Am 24. März 1941 werden schließlich 19 Pfleglinge abgeholt. Der einzig Überlebende dieses Abtransportes ist der »hörstumme« Ernst Weiss. Warum gerade er die Euthanasie überlebt hat, lässt sich nicht mit letzter Sicherheit rekonstruieren. Sicher ist, dass Hausvater Hermann wiederholt darum bittet, ihn von der Verlegungsliste streichen zu lassen. Zugleich hält seine Mutter von Stuttgart aus regelmäßigen Kontakt, besucht ihn zum Teil in 14-tägigem Abstand. Im September 1941 kehrt Ernst Weiss nach Wilhelmsdorf zurück. Hier verbringt er in Frieden sein weiteres Leben, malt und zeichnet ungewöhnlich detailgetreue Motive. Am 20. September 2009 verstirbt Ernst Weiss in Wilhelms­dorf – hoch­betagt, im Alter von 89 Jahren.

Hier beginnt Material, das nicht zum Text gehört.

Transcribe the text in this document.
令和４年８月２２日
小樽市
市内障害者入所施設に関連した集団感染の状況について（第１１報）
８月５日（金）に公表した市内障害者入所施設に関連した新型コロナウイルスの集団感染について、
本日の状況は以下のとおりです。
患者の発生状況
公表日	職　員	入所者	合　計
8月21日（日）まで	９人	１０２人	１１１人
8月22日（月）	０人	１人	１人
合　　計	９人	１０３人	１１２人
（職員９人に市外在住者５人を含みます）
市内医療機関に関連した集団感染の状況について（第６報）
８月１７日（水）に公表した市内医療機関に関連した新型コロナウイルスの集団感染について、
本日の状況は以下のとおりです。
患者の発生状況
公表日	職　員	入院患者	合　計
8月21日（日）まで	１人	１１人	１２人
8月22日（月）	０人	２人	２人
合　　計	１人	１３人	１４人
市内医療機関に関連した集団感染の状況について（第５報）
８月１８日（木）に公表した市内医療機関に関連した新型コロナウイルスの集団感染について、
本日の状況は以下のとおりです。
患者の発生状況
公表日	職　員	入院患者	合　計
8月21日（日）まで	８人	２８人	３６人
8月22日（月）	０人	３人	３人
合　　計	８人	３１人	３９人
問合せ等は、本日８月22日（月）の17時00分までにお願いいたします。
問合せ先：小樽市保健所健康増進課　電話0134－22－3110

Eine ausführliche Darstellung der Ereignisse finden Sie  auf unserer Sonderseite

»Vor Gott ist nicht einer vergessen«: Aufarbeitung der NS-Zeit in den Zieglerschen

Die Auseinandersetzung mit der »Euthanasie« beginnt in Wilhelmsdorf 40 Jahre danach. Dietrich Berg, damals Leiter des Rotachheims, ist der Erste, der systematisch forscht. Er findet die Liste mit den Abtransportierten wieder, dokumentiert ihr Schicksal. Und er erinnert an einen fast Vergessenen in Wilhelmsdorf, Hausvater Heinrich Herrmann, der einzige Heimleiter in der deutschen Diakonie, der sich offen gegen die Euthanasie aussprach. Berg publiziert die Broschüre »Vor Gott ist nicht einer vergessen«.
2010 widmen sich die Zieglerschen dann gründlich diesem Abschnitt. Zusammen mit anderen diakonischen Einrichtungen und dem Diakonischen Werk in Württemberg geben sie eine Broschüre zur »Euthanasie-Aktion« heraus. Gedenkorte werden darin publiziert. In Wilhelmsdorf sind dies ein Gedenkstein (siehe Foto) und ein großes Wandgemälde im Rotachheim. 2011, genau 70 Jahre, nachdem die »grauen Busse« in Wilhelmsdorf hielten, stellt die Historikerin Inga Bing-von Häfen eine umfassende Untersuchung der Ereignisse in einem Buch vor: »Die Verantwortung ist schwer… Euthanasiemorde an Pfleglingen der Zieglerschen Anstalten«. Die Untersuchung stößt auf großes Interesse innerhalb und außerhalb Wilhelmsdorfs und wird vom Thorbecke-Verlag in einer Nachauflage veröffentlicht.